Overall, our results show that, firstly, in vitro irradiation using a 159 J/cm2 energy density from a 400 nm femtosecond laser suppressed the growth of E. coli, S. aureus, E. faecalis, L. monocytogenes, and C. albicans. The four bacteria were more susceptible to treatment than the fungus C. albicans. The antimicrobial effect of lasers and other light sources is often attributed to the production of reactive oxygen species (ROS); this is believed to be the major mechanism underlying the antimicrobial effect of certain wavelengths of light. Reactive oxygen species (ROS) are the byproducts of cellular oxidative metabolic activities. At an appropriate level, ROS have a positive effect on cells [13]. However, when cells are exposed to external stimuli, the level of ROS increases significantly [13]; excess ROS can negatively affect cell differentiation, signaling, and survival [48].
ROS is produced by two simultaneously-occurring photochemical processes [49], either (1) electron transfer (type I), which produces oxygen, peroxide, or hydroxide radicals, or (2) energy transfer reactions (type II), which generates singlet oxygen (1O2) [50]. These processes rely on the photochemical interaction of laser radiation with chromophores which trigger the conversion of light energy to chemical energy [51,52]. The effectiveness of any laser-based treatment in triggering the production of ROS is affected by irradiation parameters, such as power, intensity, fluence, exposure duration, mode of operation (continuous wave or pulsed), and, most importantly, wavelength [53,54]. Our finding suggests that the treatment parameters used in this study were suitable to deactivate the pathogens in vitro, a finding which provides a baseline for potential in vivo studies.

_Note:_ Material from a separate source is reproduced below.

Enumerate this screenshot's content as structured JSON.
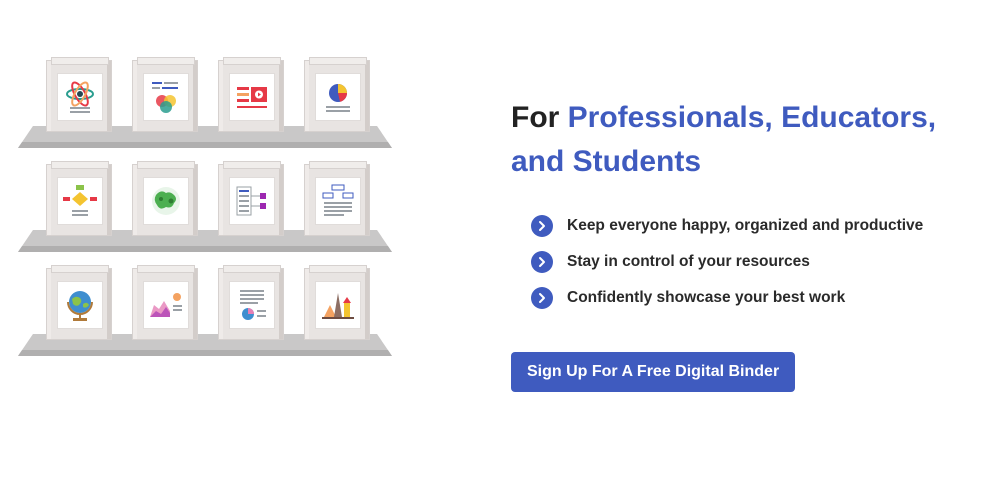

A second major finding of this study is that treatment with quantum dot gold particles at specified concentrations is antimicrobial against the four bacteria. The antimicrobial effect is more pronounced when the average size of the AuQDs is 7.8 nm compared to larger sizes, such as 8.7 nm and 11.6 nm.
NPs exhibit their antibacterial effects through predominantly physical or biochemical processes after being in contact with bacteria cells either by electrostatic attraction, van der Waals forces, receptor–ligand, or hydrophobic interactions [15,55,56]. The antimicrobial activity of NPs can be attributed to three simultaneously occurring mechanisms [55]: (1) cell wall and membrane disruption [57], (2) oxidative stress induction [58], and (3) damage to intracellular components [59]. The bacterial cell membrane acts as a physical barrier to antimicrobials [56]. Numerous nanomaterial-based strategies focus on disrupting this negatively charged barrier, i.e., bacterial cell membrane [60,61]. The electrostatic adsorption of positively charged gold nanoparticles on the membrane can cause membrane damage, leading to cytoplasmic leakage and loss of cell integrity [13,62]. Therefore, therapeutic strategies targeting the bacterial cell membrane are promising for long-term usage as antimicrobials with little or no risk of potential bacterial resistance [48].
Furthermore, AuNPs that are in contact with bacteria directly generates ROS (from their surface) by releasing ions [15]. The ROS produced triggers a cascade of bactericidal effects through mechanisms that result in the peroxidation of membrane lipids, the destruction of membrane proteins [13], and the deactivation of membrane receptors [63]. The presence of ROS within cells can cause protein aggregation and DNA destruction [13], hindering cell division and proliferation and ultimate cell death [13,46]. AuNPs could cross the different structures of bacterial cells, reaching the cytosol, where the inclusion bodies of AuNPs were noticed [64]. The antibacterial action of AuNPs could be achieved in two stages. Firstly, they slow down metabolism by altering membrane potential and lowering adenosine triphosphate (ATP) synthase activities. Secondly, they prevent the tRNA binding to ribosomes during the protein translation steps in bacteria [65]. In addition, proteins containing sulfur and DNA-containing phosphorus may react with AuNPs. To induce oxidative stress, the AuNPs might bind to the thiol groups of enzymes, such as NADH-dehydrogenases, leading to the disruption of their respiratory chains and subsequent release of oxygen species. This extensive cellular damage would ultimately result in cell death [66].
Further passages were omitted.